Hardik Patel, brièvement détenu, a demandé la suspension des policiers impliqués dans les récentes violences tout en appelant ses partisans au calme, rapporte Times of India. Cependant, a prévenu le jeune entrepreneur, le mouvement continuera tant qu’il n’aura pas obtenu gain de cause. Pour l'heure, les autorités du Gujarat opposent une fin de non-recevoir mais restent ouvertes au dialogue. 

Hardik Patel, lors du rassemblement 'Maha Kranti', le 25 août 2015 à Ahmedabad, en Inde  ( Shailesh Raval/India Today Group)

Une puissante communauté
Selon NDTV, qui se réfère aux dernières statistiques publiées en 1931, les Patels constituent environ 15% de la population de l’Etat du Gujarat. Cette caste, d’agriculteurs à l’origine, rassemble désormais des industriels présents dans les secteurs du textile, des diamants et de l’industrie pharmaceutique. «Il y aurait plus de 250 000 Patels en Grande-Bretagne et 200 000 aux Etats-Unis», ajoute la BBC. Dans ce dernier pays, ils possèderaient un quart des motels, affirme Quartz. 

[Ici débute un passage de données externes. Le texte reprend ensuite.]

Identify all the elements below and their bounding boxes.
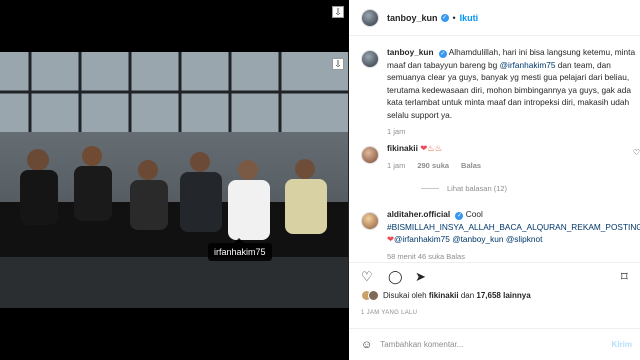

Les Patidars sont considérés comme une communauté prospère, explique le journal indien. Une assertion battue en brèche par Hardik Patel. «Seulement 10% des Patels sont riches, confie-t-il à la BBC. Il y a beaucoup de gens qui vivent dans la pauvreté. La majorité des agriculteurs qui se sont suicidés ces dix dernières années sont des Patels.»

Néanmoins, les Patels ont pu asseoir, au fil des ans, leur pouvoir politique dans l’Etat du Gujarat. A l’Assemblée, 40 des 120 députés issus des rangs du BJP (majoritaire) sont des Patels, souligne Quartz. L'Etat est aujourd'hui dirigé par une Patel, Anandiben Patel. D’où la menace, à peine voilée, que brandit Hardik Patel à l’attention de l’exécutif de l’état : «Nous pouvons faire et défaire les gouvernements du Gujarat».

La revendication des Patidars divise l'opinion publique indienne. L'interrogation de l’éditorialiste indien Jug Suraiya dans Times of India illustre bien la situation. «Que doit-je faire pour devenir un Patel?», s'interroge-t-il.